Por Luiz Gozanga Belluzo, na CartaCapital
Depois de arranjar a grana para salvar seus bancos, os espanhóis pagam juros mais elevados nos títulos de dívida do governo. Os mercados torcem o nariz para a forma adotada para o resgate: empréstimo de 100 bilhões de euros vai ser canalizado através de um fundo público e a economia da Ibéria escorrega para a recessão. Resultado: cresce a relação dívida/PIB, atiçando mais combustível à fogueira da desconfiança.
Na busca de uma solução a Espanha arrumou uma encrenca. Pior, a reticência dos mercados já espreita a Itália, também abalroada nos últimos dias pela subida dos rendimentos exigidos pelos investidores para adquirir os papéis do senhor Mario Monti.
Os gregos ameaçam a austeridade fracassada e cruel. Não é improvável a vitória dos inimigos da senhora Merkel nas eleições da próxima semana . Nas horas vagas, os helenos sacam a grana dos bancos locais e estocam comida. Assustados com o possível retorno do dracma e no afã de proteger o valor de suas reservas liquidas e de seu patrimônio, os investidores – cidadãos e empresas – retiram os depósitos e transferem para outras paragens as aplicações denominados na moeda única.
O alívio momentâneo proporcionado pela operação de resgate dos bancos espanhóis transmutou-se rapidamente na deterioração das expectativas. É difícil escolher o adágio que se aplica a tão dolorosa situação. Há quem prefira “a emenda é pior do que o soneto”, outros, por certo, indicarão “ o tiro saiu pela culatra”.
Os meios de comunicação insistem em batizar o calvário da Eurolândia de “crise das dívidas soberanas”. Não custa repetir aqui: essa qualificação é tão falsa quanto uma nota de 15 euros. Depois da introdução da moeda única, a competição entre os bancos alemães, franceses, suecos, austríacos, ingleses promoveu um caudaloso “movimento de capitais” que fluía do Centro para a Periferia da Europa. Eliminado o risco cambial pela adoção da mesma moeda por gregos e troianos, despencaram os spreads entre os títulos alemães e os custos incorridos na colocação de papéis públicos e privados dos países da chamada periferia. Não é preciso explicar ao leitor que a queda dos juros e a ampliação dos prazos deflagraram uma orgia de endividamento privado na Espanha, Irlanda, Portugal e quejandos.. Esses países viveram a euforia das bolhas imobiliárias e as delícias do consumo das famílias “enriquecidas” com a valorização das casas.
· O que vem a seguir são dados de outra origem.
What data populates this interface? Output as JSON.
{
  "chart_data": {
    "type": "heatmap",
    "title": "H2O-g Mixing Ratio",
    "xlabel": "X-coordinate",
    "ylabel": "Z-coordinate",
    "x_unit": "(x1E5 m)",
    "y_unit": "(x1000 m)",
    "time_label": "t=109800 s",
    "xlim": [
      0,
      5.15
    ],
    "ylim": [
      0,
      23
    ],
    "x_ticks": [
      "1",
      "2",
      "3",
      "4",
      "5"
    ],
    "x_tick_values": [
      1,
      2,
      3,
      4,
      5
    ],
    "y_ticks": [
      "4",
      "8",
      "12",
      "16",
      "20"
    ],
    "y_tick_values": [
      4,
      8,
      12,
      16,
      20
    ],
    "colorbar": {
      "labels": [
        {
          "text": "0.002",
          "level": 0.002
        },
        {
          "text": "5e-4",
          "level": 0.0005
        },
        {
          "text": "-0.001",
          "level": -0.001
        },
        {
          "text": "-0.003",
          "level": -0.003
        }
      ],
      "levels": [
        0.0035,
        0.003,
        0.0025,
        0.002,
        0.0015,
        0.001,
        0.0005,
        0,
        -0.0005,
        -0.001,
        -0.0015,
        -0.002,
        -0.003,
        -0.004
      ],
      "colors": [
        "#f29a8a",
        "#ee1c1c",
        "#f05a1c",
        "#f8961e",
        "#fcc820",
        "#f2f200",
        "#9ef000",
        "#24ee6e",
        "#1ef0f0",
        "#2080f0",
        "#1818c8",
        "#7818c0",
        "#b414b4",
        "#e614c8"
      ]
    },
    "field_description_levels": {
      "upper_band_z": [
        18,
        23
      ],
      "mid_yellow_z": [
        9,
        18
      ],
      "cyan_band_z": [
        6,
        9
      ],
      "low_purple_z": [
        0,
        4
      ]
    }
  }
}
Fecundada nas entranhas da desregulamentação e legitimada pelas patranhas acadêmicas dos mercados eficientes, a organização da finança contemporânea gerou uma bateria de incentivos perversos. No rol de suas proezas estão a alavancagem abusiva, a obsessão pelo volume, a concorrência sem peias e as remunerações generosas para os executivos e assemelhados.
A crise europeia é uma aula sobre a privatização dos ganhos e socialização das perdas. Diante do colapso dos preços dos ativos, os bancos centrais foram compelidos a tomar medidas de provimento de liquidez e de capitalização dos bancos encalacrados em créditos irrecuperáveis. Para curar a ressaca da bebedeira imobiliária, os governos engoliram o estoque de dívida privada e expeliram uma montanha de títulos públicos.
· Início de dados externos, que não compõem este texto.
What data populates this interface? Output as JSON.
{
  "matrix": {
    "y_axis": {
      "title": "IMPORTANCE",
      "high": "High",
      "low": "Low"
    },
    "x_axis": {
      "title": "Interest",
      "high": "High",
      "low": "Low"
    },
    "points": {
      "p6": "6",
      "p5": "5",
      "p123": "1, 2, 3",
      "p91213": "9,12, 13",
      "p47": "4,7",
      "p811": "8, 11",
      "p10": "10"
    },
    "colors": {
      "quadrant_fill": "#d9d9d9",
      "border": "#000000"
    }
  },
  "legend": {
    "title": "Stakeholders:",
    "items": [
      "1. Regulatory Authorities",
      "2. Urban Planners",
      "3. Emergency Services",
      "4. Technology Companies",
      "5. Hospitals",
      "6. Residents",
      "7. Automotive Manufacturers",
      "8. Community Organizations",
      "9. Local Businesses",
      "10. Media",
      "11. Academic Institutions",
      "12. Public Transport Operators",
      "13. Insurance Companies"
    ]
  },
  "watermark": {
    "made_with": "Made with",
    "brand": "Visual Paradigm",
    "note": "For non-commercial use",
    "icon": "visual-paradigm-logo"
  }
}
O truque de salvar os bancos e evitar a reestruturação das dívidas soberanas não vai dar certo. Vai, sim, prolongar a agonia de espanhóis, italianos, portugueses e irlandeses açoitados pela recessão em marcha forçada e pelo desemprego em alta. Em estado de perplexidade, o cidadão medianamente informado tem o direito de indagar se a recessão e o desemprego não vão jogar mais devedores sem renda e sem trabalho na lista vermelha dos inadimplentes, aumentando o percentual de ativos podres na carteira dos bancos. Ainda sobrou muito peixe podre debaixo do angu do endividamento privado.
A Diretora-Gerente do FMI, Cristine Lagarde concedeu três meses de prazo para a Europa arrumar a casa. O presidente francês François Hollande proclamou a necessidade de uma ação monetária e fiscal construída em torno dos objetivos comuns que inspiraram a formação da União Europeia. Os apelos e advertências morreram na rejeição peremptória da senhora Merkel ao programa de “coletivização” da dívida (a substituição dos títulos soberanos de cada país por um título garantido por todos os governos ). A recusa alemã nasce de uma convicção, pelo menos duvidosa: a Alemanha é a âncora do euro e não pode sancionar as imprudências dos gastadores. Com essa visão os alemães vão lançar a Eurolândia e provavelmente o planeta numa crise sem fim. Nada mais parecido com a marcha da insensatez.